A statement released by the Baha'i International Community (BIC) for the occasion, titled "Rising Together: Building the Capacity to Recover from Within", draws on the experience of the Baha'i community in recent decades with community-building and responses to natural disasters. The document highlights the ongoing Baha'i efforts at the grassroots, which are focused on developing capacity in individuals, communities, and institutions in a process of social transformation that greatly enhances a community's resilience.
Commenting on the summit, Bani Dugal, representative of the BIC to the United Nations, said, "It seems critical at this juncture for the institutions and organizations engaged in disaster relief to learn how to effectively engage communities that are directly affected, to consult with them, plan with them, and learn with them."
"Ensuring that development continues after the world's attention has moved on to the next challenge is critical to the long-term prosperity of communities affected by a disaster and depends on the participation of the populations that have been affected."
"We are learning that the work of disaster relief can be unifying and bring out the strength of a community," said Steve Karnik, another representative of the BIC at the event. "Rather than viewing this work merely as a response to a natural disaster, we can understand these moments, tragic as they are, as the time for communities to marshal their material and moral resources and become stronger and more resilient for the future."
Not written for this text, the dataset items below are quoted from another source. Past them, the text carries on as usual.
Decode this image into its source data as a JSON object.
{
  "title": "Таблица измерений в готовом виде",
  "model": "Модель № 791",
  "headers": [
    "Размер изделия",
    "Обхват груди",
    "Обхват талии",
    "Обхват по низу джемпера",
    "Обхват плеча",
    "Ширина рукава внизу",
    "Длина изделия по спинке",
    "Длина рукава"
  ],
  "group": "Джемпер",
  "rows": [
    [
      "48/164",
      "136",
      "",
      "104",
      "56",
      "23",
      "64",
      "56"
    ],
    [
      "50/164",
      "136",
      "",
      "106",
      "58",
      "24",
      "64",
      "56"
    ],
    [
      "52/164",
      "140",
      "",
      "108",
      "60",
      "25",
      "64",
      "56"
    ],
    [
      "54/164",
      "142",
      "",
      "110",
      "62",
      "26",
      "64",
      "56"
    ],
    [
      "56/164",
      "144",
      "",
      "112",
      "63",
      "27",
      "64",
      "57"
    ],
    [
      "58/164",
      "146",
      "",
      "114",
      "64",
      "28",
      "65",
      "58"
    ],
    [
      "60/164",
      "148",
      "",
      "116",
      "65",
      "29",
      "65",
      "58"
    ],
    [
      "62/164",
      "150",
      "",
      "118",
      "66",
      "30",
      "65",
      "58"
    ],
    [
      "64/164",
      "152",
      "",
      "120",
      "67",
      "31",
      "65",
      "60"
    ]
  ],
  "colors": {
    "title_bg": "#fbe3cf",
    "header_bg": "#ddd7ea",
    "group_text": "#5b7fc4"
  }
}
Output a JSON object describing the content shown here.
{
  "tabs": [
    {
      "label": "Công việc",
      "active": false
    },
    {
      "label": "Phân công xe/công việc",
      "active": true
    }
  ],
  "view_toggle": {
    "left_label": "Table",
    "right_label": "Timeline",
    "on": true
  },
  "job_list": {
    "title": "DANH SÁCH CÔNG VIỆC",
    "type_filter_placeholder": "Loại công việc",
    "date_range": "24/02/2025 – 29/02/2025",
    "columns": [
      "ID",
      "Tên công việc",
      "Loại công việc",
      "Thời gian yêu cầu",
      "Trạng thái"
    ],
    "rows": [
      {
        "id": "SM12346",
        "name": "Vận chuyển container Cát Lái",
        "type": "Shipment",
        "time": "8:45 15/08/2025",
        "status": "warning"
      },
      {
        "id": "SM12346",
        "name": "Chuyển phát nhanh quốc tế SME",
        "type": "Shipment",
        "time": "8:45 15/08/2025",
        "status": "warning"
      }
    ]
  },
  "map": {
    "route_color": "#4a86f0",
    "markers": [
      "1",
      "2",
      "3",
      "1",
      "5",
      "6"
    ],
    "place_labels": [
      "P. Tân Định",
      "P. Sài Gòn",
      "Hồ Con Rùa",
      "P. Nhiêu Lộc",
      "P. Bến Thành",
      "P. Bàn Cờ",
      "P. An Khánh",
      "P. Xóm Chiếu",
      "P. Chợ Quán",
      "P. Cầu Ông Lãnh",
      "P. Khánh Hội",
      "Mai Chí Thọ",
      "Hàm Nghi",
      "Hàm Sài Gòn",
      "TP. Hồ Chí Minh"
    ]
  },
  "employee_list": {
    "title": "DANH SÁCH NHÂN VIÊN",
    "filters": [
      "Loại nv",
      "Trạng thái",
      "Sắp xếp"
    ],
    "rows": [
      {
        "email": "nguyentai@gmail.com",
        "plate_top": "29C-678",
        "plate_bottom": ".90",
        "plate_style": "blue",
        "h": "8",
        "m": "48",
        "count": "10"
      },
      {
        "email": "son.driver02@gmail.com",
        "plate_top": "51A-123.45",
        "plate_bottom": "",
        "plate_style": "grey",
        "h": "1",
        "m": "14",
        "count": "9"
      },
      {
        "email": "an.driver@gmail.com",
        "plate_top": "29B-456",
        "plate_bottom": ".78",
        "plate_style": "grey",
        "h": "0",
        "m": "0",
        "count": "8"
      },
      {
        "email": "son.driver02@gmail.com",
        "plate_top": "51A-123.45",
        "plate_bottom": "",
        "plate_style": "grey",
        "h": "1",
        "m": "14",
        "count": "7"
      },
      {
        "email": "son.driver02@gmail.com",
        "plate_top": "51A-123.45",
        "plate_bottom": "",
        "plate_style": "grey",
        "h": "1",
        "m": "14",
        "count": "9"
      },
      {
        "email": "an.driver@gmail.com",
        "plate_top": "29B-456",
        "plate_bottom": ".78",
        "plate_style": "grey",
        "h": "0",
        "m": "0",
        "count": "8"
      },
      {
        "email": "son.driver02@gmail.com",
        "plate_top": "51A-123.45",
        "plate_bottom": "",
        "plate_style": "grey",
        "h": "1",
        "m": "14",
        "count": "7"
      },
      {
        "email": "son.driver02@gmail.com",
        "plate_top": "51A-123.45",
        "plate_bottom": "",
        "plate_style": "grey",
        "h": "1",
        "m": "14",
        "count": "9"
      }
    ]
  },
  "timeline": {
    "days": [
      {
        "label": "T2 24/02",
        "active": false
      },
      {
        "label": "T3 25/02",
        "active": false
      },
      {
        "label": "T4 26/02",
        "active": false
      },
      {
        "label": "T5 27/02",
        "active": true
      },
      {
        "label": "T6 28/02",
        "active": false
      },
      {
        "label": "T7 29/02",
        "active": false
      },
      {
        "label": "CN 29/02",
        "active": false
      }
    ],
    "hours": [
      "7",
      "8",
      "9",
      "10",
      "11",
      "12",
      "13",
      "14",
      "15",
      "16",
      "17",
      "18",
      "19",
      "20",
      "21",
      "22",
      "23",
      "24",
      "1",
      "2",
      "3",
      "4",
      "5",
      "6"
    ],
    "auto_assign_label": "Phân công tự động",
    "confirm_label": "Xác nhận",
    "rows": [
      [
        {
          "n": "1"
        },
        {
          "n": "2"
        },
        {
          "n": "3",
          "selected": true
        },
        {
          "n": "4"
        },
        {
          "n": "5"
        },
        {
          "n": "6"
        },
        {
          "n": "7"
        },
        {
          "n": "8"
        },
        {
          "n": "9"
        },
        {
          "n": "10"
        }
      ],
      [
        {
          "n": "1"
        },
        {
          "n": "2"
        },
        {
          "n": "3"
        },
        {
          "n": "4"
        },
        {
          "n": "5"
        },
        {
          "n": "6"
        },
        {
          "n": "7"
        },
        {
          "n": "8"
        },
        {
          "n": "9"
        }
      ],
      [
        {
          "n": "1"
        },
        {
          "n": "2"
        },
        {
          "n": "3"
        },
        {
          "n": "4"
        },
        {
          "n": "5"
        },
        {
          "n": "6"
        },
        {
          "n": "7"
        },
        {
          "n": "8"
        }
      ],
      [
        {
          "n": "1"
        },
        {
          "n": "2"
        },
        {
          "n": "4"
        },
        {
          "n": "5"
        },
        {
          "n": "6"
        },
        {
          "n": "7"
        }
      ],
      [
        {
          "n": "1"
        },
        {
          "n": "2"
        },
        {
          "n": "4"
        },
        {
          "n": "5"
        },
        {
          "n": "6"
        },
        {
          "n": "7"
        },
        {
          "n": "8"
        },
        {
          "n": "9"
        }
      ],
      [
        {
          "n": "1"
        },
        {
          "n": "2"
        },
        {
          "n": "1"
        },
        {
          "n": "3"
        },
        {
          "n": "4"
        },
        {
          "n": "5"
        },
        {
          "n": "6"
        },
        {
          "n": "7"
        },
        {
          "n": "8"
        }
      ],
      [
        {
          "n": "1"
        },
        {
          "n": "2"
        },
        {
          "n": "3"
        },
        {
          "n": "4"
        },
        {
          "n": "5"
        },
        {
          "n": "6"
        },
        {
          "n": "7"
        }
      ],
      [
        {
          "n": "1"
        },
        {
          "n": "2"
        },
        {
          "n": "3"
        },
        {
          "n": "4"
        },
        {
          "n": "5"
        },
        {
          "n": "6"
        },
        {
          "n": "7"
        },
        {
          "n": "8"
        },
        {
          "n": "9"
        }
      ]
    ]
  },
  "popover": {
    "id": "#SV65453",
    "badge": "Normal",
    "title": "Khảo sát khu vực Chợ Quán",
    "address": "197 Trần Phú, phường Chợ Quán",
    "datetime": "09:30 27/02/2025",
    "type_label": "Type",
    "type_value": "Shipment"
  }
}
"Assuming ownership of their own development has become a foundational element of Baha'i communities' response to disasters and more broadly in social and economic development," said Mr. Karnik. "Our experience has emerged from efforts of Baha'i communities throughout the world that have suffered natural disasters. And we have learned that the stronger the pattern of collective life in a community, the greater its resilience."
Mr. Ban's opening remarks drew attention to the importance of nations coming together to address meaningfully the challenges that the rising wave of disasters in the world presents for humanity.
"A generation of young people feels that we have lost our way," he stated. "We are here to shape a different future. Today we declare: We are one humanity, with a shared responsibility. Let us resolve here and now not only to keep people alive, but to give people a chance at life in dignity."
To advance a learning process on this subject and how it and like-minded organizations can play their part, the BIC will bring together various social actors next month in its New York office to reflect on the outcomes of the summit.